Personally, I would never hook up my PSP Go to my tv, I have a PlayStation 3 for media like that.

Battery

This isn’t the fact that the battery is smaller and has the same life as the PSP-3000, it’s more of if I attempt to change it myself, I void the product. What’s even funnier is that Sony tells you how to change the battery in the manual.

Wireless

Who the hell still uses wireless-b? If this system was supposed to be all about digital downloads, then using one of the slowest wireless signals was a bad idea. At least going to wireless-g would have made downloading media fall from 45 minutes to 15.

Sony should have woken up about this one. It can’t cost that much to get wireless-b support in bulk.

Conclusion

The PSP Go is good if you’re still running the PSP-1000 or are more interested in digital downloading rather than physical media. As more PSP review copies are becoming digital, it helps me in completing my work, rather than lugging around an UMD case.

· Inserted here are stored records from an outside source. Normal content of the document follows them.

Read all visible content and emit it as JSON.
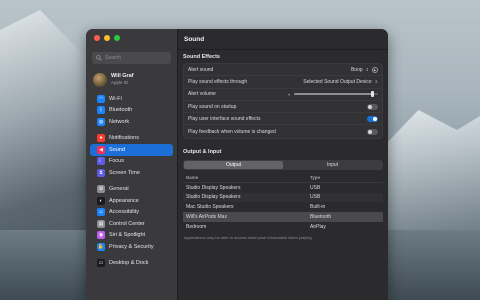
{
  "window": {
    "title": "Sound"
  },
  "sidebar": {
    "search_placeholder": "Search",
    "profile": {
      "name": "Will Graf",
      "subtitle": "Apple ID"
    },
    "groups": [
      [
        {
          "label": "Wi-Fi",
          "icon": "wifi-icon",
          "color": "#1a82fb"
        },
        {
          "label": "Bluetooth",
          "icon": "bluetooth-icon",
          "color": "#1a82fb"
        },
        {
          "label": "Network",
          "icon": "globe-icon",
          "color": "#1a82fb"
        }
      ],
      [
        {
          "label": "Notifications",
          "icon": "bell-icon",
          "color": "#ff3b30"
        },
        {
          "label": "Sound",
          "icon": "speaker-icon",
          "color": "#ff2d55",
          "selected": true
        },
        {
          "label": "Focus",
          "icon": "moon-icon",
          "color": "#5e5ce6"
        },
        {
          "label": "Screen Time",
          "icon": "hourglass-icon",
          "color": "#5e5ce6"
        }
      ],
      [
        {
          "label": "General",
          "icon": "gear-icon",
          "color": "#8e8e93"
        },
        {
          "label": "Appearance",
          "icon": "appearance-icon",
          "color": "#1c1c1e"
        },
        {
          "label": "Accessibility",
          "icon": "accessibility-icon",
          "color": "#1a82fb"
        },
        {
          "label": "Control Center",
          "icon": "control-center-icon",
          "color": "#8e8e93"
        },
        {
          "label": "Siri & Spotlight",
          "icon": "siri-icon",
          "color": "#bf5af2"
        },
        {
          "label": "Privacy & Security",
          "icon": "hand-icon",
          "color": "#1a82fb"
        }
      ],
      [
        {
          "label": "Desktop & Dock",
          "icon": "dock-icon",
          "color": "#1c1c1e"
        }
      ]
    ]
  },
  "sound_effects": {
    "section_title": "Sound Effects",
    "alert_sound": {
      "label": "Alert sound",
      "value": "Boop"
    },
    "play_through": {
      "label": "Play sound effects through",
      "value": "Selected Sound Output Device"
    },
    "alert_volume": {
      "label": "Alert volume",
      "level": 0.93
    },
    "startup": {
      "label": "Play sound on startup",
      "on": false
    },
    "ui_sounds": {
      "label": "Play user interface sound effects",
      "on": true
    },
    "feedback": {
      "label": "Play feedback when volume is changed",
      "on": false
    }
  },
  "output_input": {
    "section_title": "Output & Input",
    "tabs": [
      "Output",
      "Input"
    ],
    "active_tab": "Output",
    "columns": [
      "Name",
      "Type"
    ],
    "devices": [
      {
        "name": "Studio Display Speakers",
        "type": "USB"
      },
      {
        "name": "Studio Display Speakers",
        "type": "USB"
      },
      {
        "name": "Mac Studio Speakers",
        "type": "Built-in"
      },
      {
        "name": "Will's AirPods Max",
        "type": "Bluetooth",
        "selected": true
      },
      {
        "name": "Bedroom",
        "type": "AirPlay"
      }
    ],
    "footnote": "Applications may be able to access head pose information when playing"
  }
}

As a video player, the PSP Go is better than the iPod Touch or the PSP-3000, with its internal memory, it becomes even easier to just pickup and watch videos. The added M2 memory is still a little expensive in the higher capacities, but the 14 gigs are enough to get you started.

The $249.99 price tag is expensive, I’ll even admit that since I paid retail for mine. Though Sony was not going after the Nintendo DS with this PSP version, they were going after Apple. And think of this, every year Apple releases new versions of their products with new features and huge price tags, but most people don’t complain or flame online because of it.

Why?

Because Apple’s hold on the mainstream consumer electronic product is held by smart design, not features. Even at the latest Apple meeting when they talked about how many titles the Apple Apps Store had, they failed to mention that probably a good 85% of the apps were garbage or copies of each other.

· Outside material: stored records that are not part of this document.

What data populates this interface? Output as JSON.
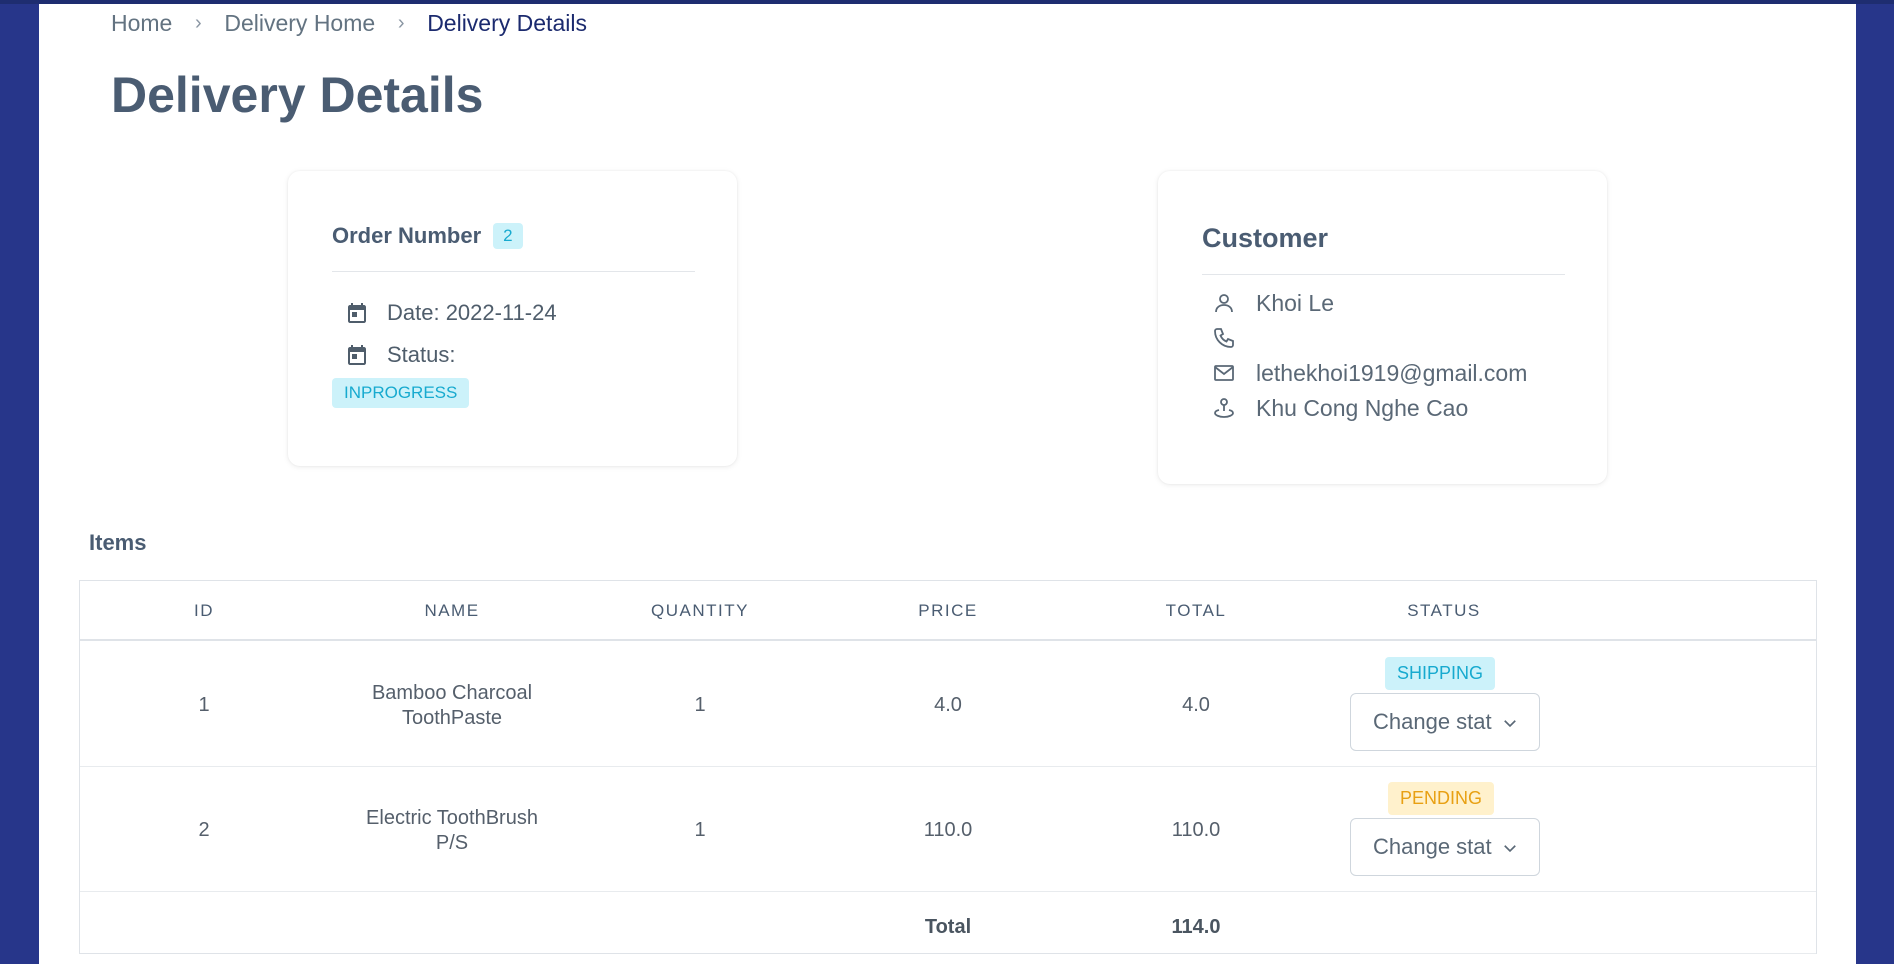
{
  "breadcrumb": {
    "home": "Home",
    "delivery_home": "Delivery Home",
    "current": "Delivery Details"
  },
  "page_title": "Delivery Details",
  "order": {
    "title": "Order Number",
    "number": "2",
    "date": "Date: 2022-11-24",
    "status_label": "Status:",
    "status": "INPROGRESS"
  },
  "customer": {
    "title": "Customer",
    "name": "Khoi Le",
    "phone": "",
    "email": "lethekhoi1919@gmail.com",
    "address": "Khu Cong Nghe Cao"
  },
  "items": {
    "title": "Items",
    "columns": [
      "ID",
      "NAME",
      "QUANTITY",
      "PRICE",
      "TOTAL",
      "STATUS"
    ],
    "rows": [
      {
        "id": "1",
        "name_line1": "Bamboo Charcoal",
        "name_line2": "ToothPaste",
        "quantity": "1",
        "price": "4.0",
        "total": "4.0",
        "status": "SHIPPING",
        "select_label": "Change stat"
      },
      {
        "id": "2",
        "name_line1": "Electric ToothBrush",
        "name_line2": "P/S",
        "quantity": "1",
        "price": "110.0",
        "total": "110.0",
        "status": "PENDING",
        "select_label": "Change stat"
      }
    ],
    "total_label": "Total",
    "grand_total": "114.0"
  },
  "colors": {
    "frame": "#27368a",
    "info": "#17aacf",
    "warning": "#e8a013",
    "title": "#4a5c72"
  }
}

Early adopters (that would be me) are going to pay the price to have this product early. But it looks good, plays well, and will replace the iPod Touch I have, except for music.

These are early opinions of the PSP Go and they may change as time goes on. A big complaint is that the screen protectors are such a pain in the ass to apply as I don’t know how the hell to put one on without at least one air bubble appearing. I have a Invisible Shield for my iPod Touch and may get one for the PSP Go.